Manifesto

Over the past 20 years, counselling and psychotherapy, as provided by the NHS and charities, has been reorganised into an assembly line of formulaic, ‘medical model’ diagnosis and treatment, backed by misleading statistics.

Since 2008, IAPT (the Improving Access to Psychological Therapies service) has monopolised funding for therapy provided in the public and third sectors. IAPT is based on a pseudo-scientific model of ‘evidence-based’ short-term CBT (cognitive behavioural therapy). It is increasingly provided digitally rather than face to face with a therapist.

Most IAPT practitioners share the same ethical and professional values as other counsellors and psychotherapists. However, the dominance and rigidity of the IAPT model and its managerial and political priorities is currently constraining the creative potential of therapeutic relationships for clients and practitioners alike. Both have become cogs in the machinery of the government’s management of the country’s mental health.

For practitioners, the pay and working conditions of counsellors and psychotherapists in the public and charity sectors has been deteriorating for years. Many therapists are currently working for very low pay, long hours, sometimes on part-time, gig-economy contracts. At the same time, many trainee and newly-qualified therapists are working for no pay at all as so-called “volunteers”, a growing army of free labour in a health sector desperately understaffed.

Meanwhile, for people looking for therapy, IAPT offers very little choice – of therapist, therapeutic approach or setting. However, people are different. Behavioural and short-term therapies are not right for everyone.

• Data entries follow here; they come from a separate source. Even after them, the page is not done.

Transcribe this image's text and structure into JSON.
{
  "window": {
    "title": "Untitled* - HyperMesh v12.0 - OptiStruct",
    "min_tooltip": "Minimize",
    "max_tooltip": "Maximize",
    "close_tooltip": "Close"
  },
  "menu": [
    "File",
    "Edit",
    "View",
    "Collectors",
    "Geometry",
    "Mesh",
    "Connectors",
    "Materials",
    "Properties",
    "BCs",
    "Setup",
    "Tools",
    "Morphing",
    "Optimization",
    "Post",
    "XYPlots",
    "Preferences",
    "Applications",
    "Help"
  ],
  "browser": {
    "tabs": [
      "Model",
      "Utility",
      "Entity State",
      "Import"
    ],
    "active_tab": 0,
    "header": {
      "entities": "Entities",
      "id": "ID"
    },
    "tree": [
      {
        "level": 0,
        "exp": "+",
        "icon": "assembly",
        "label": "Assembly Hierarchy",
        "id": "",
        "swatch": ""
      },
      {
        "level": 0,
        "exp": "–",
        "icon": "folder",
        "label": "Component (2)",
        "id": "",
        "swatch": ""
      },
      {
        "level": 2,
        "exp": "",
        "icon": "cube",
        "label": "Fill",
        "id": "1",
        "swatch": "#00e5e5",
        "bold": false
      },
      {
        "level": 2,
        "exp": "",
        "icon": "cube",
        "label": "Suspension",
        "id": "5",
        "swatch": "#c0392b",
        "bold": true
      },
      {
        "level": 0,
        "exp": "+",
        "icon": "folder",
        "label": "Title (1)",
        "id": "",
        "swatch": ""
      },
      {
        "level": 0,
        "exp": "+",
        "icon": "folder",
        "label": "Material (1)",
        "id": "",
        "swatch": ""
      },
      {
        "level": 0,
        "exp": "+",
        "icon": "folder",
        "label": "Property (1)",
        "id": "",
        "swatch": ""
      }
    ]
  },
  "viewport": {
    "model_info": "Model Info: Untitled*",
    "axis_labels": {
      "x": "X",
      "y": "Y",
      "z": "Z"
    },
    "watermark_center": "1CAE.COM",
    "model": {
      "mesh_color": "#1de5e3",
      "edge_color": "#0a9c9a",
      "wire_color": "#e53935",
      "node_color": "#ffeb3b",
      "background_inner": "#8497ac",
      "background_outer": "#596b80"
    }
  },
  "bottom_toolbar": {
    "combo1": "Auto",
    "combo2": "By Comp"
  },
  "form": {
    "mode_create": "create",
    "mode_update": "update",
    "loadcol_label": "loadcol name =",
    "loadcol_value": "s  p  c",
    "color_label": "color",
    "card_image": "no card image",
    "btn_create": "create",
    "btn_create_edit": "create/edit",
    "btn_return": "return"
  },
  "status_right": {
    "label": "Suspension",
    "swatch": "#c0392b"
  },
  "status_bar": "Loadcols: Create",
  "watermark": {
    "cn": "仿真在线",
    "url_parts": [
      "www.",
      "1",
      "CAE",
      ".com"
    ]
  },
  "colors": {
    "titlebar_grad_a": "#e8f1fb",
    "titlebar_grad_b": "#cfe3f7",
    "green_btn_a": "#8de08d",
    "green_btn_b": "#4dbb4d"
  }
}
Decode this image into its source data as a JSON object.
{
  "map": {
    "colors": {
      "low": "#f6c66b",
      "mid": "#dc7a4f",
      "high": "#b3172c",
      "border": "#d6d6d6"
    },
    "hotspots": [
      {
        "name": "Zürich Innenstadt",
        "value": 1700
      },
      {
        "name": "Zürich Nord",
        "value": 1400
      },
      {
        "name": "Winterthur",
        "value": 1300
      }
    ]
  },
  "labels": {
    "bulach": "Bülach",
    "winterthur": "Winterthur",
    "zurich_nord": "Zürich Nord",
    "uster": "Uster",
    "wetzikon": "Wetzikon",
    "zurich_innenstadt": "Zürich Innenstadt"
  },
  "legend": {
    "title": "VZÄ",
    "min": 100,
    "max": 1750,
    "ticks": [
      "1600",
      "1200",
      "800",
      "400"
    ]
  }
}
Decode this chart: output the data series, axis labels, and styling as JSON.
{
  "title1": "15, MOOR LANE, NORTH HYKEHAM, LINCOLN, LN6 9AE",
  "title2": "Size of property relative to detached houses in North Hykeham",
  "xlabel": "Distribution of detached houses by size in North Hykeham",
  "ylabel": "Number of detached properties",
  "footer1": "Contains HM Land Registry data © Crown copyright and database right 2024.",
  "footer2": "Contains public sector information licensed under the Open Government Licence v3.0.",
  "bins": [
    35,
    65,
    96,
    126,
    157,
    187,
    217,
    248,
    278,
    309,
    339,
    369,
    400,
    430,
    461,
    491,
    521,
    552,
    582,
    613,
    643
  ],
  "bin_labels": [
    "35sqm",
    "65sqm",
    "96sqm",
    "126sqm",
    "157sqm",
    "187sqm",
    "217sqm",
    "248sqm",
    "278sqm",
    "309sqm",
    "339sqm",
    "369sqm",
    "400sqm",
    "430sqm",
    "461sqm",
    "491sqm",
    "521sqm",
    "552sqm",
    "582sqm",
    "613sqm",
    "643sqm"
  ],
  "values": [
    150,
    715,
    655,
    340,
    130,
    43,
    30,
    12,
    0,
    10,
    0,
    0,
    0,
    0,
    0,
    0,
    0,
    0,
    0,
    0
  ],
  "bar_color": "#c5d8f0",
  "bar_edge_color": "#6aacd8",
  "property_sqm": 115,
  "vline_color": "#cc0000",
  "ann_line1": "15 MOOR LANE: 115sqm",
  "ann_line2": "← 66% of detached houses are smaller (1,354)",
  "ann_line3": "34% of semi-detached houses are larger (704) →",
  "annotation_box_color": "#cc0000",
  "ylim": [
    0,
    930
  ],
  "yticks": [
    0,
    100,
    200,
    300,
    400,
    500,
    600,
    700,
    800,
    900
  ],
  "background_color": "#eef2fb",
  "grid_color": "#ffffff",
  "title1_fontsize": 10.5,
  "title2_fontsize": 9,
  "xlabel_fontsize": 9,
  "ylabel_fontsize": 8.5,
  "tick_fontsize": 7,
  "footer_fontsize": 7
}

Many would benefit from a therapist who takes one of the many other approaches available in the rich field of counselling and psychotherapy. All of this may help explain why two-thirds of referrals to the IAPT service never complete a course of treatment.

We are campaigning for people to have access to a wide range of counselling and psychotherapy in the NHS, and for it to be available through local community services and charities, as well as in schools and colleges. We want services to respond to the needs of local communities and to be client-led rather than provider prescribed.

We also want therapists to be made available to work with community groups across a range of settings where their skills and experience can facilitate peer-led initiatives in support of mental health. This is because we also respect the capacity individuals and communities have to support each other with the empathy and emotional wisdom of their everyday lives – independently of professional services.

The campaign for universal Access to Counselling and psycho Therapy (uACT) is working for fundamental change in the organisation of support for people experiencing emotional suffering and distress.

We want this support to be organised around the following principles:

  • community-led, not provider-led
  • client-led, not diagnosis led
  • client need, not imposed time frames
  • lasting changes, not quick fixes
  • client/counsellor relationships, not manuals or websites
  • listening to clients, not telling them
  • life changes, not short-term goals
  • emotional depth, not positive thinking
  • understanding people, not collecting statistics
  • benefit for clients, not benefit for service funding
  • relational approach to assessing progress, not tick-box number crunching.